Introduction

Trev Teasdel- Poet Reprobate – hub to his poetry,Stories and Flashing fictions and ebooks.  http://trevteasdelpoetreprobate.blogspot.co.uk/

This site is still a work in progress!


TREV TEASDEL – COVENTRY LYRICIST


Oh, how did it start? Way back in 1966, at the City of Coventry Boarding school, Cleobury Mortimer aged 15. It was not long after Bob Dylan and Donovan arrived on the scene with Times They are a Changing and Catch the Wind and the arrival of the Pirate radio stations, changing the course of popular music from it’s simple love songs to experimenting and mixing different forms of roots music blues, R & B and folk with folk poetry and socially aware lyrics. It was an exciting period that opened up new worlds, New opportunities, new directions, a feeling that young people were going to change the world through the power of their music and creativity.  


On Saturdays, we were allowed out of school and could walk the three miles to the nearest village, Cleobury Mortimer, Shropshire and I used to pick up the latest music papers,Melody Maker, Record Mirror,Disc and Music Echo, the Beatles and the Elvis magazines and a little publication called Record Songbook, which had the full lyrics to all the latest and upcoming hits. It was Record Songbook that got me started on writing song lyrics.

I didn’t know much about poetry or lyric writing but through reading the lyrics each month in Record Song book and hearing the songs on the radio, I internalised the basic structures. Boarding school life was quite regimented and tough and there was quite a bit of emotion floating around, being away from home and dealing with all the flak and bullying. I was good at English and creative with it and I needed some form of self expression in which to channel that emotion and creativity.

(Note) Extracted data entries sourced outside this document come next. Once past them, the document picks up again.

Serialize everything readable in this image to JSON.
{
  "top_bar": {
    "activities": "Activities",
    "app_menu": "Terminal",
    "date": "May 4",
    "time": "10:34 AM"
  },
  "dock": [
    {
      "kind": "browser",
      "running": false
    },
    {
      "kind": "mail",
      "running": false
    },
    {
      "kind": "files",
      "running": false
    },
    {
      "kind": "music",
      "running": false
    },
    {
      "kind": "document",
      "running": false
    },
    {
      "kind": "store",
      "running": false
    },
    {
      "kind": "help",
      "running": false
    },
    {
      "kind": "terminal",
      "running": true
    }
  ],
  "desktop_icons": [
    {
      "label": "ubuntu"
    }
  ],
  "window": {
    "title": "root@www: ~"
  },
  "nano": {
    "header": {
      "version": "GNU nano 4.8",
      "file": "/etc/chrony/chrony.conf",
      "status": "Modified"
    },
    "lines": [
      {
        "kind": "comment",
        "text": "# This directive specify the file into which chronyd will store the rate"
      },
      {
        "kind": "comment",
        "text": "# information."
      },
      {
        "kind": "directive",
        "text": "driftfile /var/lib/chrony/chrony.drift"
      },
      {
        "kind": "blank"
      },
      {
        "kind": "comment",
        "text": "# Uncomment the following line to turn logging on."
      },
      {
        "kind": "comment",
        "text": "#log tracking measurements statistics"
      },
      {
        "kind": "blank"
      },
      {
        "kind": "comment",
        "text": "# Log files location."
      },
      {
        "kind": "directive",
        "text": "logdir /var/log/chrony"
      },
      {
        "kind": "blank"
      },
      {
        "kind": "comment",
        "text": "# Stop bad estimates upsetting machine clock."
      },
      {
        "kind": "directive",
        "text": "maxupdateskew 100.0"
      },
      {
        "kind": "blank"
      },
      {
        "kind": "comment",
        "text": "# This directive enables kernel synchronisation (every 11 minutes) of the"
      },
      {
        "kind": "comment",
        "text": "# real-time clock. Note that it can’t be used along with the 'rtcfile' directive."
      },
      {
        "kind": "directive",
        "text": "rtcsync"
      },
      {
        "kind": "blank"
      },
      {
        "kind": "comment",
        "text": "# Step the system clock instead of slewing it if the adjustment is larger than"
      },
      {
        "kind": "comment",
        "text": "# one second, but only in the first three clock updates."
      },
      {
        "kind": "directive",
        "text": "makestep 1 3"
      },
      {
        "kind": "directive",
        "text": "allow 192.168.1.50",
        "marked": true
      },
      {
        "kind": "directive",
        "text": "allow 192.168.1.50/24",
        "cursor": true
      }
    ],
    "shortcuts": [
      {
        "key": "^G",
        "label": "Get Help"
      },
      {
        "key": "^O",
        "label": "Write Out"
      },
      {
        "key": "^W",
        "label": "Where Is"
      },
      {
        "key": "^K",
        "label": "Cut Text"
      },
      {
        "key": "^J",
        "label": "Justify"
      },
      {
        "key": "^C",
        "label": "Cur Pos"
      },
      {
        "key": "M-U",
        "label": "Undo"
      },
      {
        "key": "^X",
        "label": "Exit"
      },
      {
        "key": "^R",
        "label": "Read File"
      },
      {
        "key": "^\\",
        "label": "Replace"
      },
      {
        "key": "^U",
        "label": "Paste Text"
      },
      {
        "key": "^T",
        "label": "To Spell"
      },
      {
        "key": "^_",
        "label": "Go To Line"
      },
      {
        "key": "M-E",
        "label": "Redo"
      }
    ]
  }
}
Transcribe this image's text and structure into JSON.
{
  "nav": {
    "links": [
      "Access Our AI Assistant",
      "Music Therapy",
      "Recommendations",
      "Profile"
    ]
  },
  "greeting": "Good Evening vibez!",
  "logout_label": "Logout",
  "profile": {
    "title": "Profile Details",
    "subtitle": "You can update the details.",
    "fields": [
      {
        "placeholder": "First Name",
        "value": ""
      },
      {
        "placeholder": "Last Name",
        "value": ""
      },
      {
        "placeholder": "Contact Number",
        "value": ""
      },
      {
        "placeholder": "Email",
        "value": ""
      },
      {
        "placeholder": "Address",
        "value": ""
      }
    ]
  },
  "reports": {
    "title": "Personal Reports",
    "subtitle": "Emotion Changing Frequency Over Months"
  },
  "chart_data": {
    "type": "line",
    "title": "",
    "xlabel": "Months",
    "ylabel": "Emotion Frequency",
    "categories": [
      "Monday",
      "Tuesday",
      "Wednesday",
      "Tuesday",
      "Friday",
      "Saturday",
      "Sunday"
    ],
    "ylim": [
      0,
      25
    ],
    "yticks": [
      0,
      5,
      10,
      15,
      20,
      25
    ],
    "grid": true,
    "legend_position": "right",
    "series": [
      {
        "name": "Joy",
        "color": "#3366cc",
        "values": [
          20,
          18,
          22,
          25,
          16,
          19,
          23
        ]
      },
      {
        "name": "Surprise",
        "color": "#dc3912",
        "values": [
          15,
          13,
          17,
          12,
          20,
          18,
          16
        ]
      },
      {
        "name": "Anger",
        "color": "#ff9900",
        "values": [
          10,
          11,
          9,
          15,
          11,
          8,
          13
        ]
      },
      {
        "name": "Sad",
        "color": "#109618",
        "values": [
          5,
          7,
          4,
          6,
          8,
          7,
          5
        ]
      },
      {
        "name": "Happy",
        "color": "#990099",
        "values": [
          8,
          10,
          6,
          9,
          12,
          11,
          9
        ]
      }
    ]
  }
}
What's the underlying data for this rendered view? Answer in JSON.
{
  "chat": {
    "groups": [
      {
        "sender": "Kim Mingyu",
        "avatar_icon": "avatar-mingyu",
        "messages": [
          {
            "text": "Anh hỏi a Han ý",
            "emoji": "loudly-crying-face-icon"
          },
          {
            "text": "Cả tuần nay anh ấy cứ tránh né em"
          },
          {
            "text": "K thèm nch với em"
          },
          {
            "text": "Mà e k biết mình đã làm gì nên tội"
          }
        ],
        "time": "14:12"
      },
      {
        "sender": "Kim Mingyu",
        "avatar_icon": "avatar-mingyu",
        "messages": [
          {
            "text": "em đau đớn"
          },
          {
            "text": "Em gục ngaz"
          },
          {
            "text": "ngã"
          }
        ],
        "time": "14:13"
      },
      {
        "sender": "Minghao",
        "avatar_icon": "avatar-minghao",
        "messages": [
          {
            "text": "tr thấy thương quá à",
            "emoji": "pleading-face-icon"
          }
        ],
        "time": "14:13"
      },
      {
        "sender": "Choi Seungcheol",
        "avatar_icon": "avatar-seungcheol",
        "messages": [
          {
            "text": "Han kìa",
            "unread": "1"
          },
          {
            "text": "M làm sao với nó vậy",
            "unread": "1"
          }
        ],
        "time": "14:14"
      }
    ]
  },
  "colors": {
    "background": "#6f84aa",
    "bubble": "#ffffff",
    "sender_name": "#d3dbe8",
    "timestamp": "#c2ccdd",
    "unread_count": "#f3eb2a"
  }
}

One Saturday afternoon,sitting in the study reading various editions of Record Songbook, I noted two song lyrics for contrast.The first was by the Troggs – With a Girl Like You  and the second was The Dangling Conversation by Simon and Garfunkle. The Paul Simon lyric stood out a mile with it’s magnificent imagery. I didn’t pretend to understand it back then but later bought all the Paul Simon songbooks and albums to see what I could learn from them.Meanwhile I just wanted to see if i could write a lyric, something much less ambitious. The Walker Brothers latest single was playing on the radio in the next Baby You Don’t Have to Tell me and so the experimental lyric became Baby I Can Tell. A first effort and i think I nicked the line ‘Superficial sighs’ from Dangling Conversation. It was just an experiment to see if I could write one at all.

I probably wrote and 9 or 10 in the 9 months left at school.

Note – To be completed,work in progress.